Counsel: Mark W. Smith for the defendant/appellant Anne Mullins for the plaintiffs/respondents
Heard: September 18, 2001
Released Orally: September 18, 2001
On appeal from the judgment of Mr. Justice Kenneth C. Binks dated May 26, 2000.
ENDORSEMENT
[1] We think that there was evidence reasonably supporting the trial judge’s finding that Loblaws was liable under s. 3 of the Occupiers Liability Act and that in arriving at his conclusion he did not impose a standard of absolute liability. Although there was evidence that Loblaws had a system of maintenance with respect to its floors, there was no evidence that it was carried out on the day in question.
[2] With respect to contributory negligence, the trial judge reviewed the evidence relating to it and, although he should have made clear findings on the issue, it is reasonable to infer that he found that there was no contributory negligence on the part of the plaintiff.
[3] On the subject of general damages, we are satisfied that there was evidence on which the trial judge could have made the award he did, that he did not proceed upon a wrong principle, and that the result could not be called wholly erroneous.

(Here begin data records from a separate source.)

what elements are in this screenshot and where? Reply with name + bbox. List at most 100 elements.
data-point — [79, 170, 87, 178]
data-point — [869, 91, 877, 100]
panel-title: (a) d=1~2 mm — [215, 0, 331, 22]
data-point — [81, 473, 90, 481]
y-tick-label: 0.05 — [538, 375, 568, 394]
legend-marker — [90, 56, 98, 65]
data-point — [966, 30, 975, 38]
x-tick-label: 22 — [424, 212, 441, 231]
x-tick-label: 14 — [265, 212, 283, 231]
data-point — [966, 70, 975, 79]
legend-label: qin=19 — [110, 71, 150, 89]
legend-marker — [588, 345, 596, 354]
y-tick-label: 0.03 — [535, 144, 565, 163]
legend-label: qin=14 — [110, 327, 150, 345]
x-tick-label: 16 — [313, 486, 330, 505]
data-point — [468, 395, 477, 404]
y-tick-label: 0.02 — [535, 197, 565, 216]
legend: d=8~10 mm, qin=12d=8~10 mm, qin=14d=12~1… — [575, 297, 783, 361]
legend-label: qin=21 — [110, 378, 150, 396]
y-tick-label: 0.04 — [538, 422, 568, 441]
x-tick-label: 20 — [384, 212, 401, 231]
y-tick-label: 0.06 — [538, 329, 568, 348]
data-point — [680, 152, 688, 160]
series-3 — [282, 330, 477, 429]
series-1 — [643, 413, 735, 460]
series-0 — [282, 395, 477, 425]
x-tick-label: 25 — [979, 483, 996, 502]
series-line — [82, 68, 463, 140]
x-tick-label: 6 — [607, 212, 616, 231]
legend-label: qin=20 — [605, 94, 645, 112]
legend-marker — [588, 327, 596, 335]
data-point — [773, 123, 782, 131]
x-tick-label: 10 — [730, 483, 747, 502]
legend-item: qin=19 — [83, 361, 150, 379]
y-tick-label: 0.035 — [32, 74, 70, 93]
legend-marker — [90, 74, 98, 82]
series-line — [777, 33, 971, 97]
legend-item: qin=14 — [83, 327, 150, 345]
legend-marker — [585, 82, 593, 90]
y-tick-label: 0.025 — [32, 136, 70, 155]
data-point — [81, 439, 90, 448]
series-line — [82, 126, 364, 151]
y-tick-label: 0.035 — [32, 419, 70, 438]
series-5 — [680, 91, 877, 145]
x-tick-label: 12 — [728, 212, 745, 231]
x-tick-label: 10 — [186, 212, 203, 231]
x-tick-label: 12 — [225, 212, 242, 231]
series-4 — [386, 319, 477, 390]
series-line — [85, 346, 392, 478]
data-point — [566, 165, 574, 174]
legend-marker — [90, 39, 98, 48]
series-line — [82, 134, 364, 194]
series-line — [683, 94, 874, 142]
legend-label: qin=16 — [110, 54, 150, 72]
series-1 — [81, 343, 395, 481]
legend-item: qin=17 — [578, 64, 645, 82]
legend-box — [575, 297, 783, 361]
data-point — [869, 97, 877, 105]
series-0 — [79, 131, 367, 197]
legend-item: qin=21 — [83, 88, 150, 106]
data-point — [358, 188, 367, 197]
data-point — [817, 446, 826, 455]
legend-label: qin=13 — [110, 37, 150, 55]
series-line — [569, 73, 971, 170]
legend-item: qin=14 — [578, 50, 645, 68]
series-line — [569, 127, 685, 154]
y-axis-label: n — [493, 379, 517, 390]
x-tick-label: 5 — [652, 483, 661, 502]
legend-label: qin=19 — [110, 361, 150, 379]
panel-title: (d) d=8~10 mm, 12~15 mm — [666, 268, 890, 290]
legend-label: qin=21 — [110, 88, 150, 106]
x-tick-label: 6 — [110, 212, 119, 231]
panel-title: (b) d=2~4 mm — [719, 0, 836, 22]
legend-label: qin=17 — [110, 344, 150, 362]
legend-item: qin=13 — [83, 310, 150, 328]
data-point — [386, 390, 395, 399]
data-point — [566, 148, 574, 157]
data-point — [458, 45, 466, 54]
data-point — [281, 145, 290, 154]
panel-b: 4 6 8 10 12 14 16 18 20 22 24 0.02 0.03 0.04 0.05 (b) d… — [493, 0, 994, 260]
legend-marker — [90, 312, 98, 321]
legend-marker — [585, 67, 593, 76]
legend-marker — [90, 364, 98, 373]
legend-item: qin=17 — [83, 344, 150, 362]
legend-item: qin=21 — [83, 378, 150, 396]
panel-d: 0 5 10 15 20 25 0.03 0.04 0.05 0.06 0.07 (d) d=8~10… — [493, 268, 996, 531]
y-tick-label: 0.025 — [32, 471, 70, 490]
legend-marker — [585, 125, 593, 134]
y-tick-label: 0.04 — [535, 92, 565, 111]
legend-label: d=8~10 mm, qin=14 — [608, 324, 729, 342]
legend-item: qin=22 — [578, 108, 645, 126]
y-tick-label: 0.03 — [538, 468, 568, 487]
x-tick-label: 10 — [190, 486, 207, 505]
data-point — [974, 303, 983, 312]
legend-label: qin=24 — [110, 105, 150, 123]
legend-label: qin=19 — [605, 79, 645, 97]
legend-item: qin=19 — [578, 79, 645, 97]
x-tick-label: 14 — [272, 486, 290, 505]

[4] The difficulty that arises relates to the trial judge’s treatment of the claim for loss of income and the submitted inconsistency between his finding on this claim and that on the claim for general damages. While this causes us concern, it is not sufficient to persuade us that his findings relating to general damages and his resulting assessment were an error such that we should interfere with it. We would observe that, giving effect to the appellant’s position at his highest, Mr. Hussein suffered for 18 months following the accident. If this were accepted, it would reduce his general damages but, in these circumstances, he would be entitled to an award for loss of income. The total award might not exactly equal $60,000 but this is a factor to be taken into account.
[5] There was evidence supporting the Family Law Act awards to Mrs. Hussein and the two youngest children.
[6] The appeal is dismissed with costs.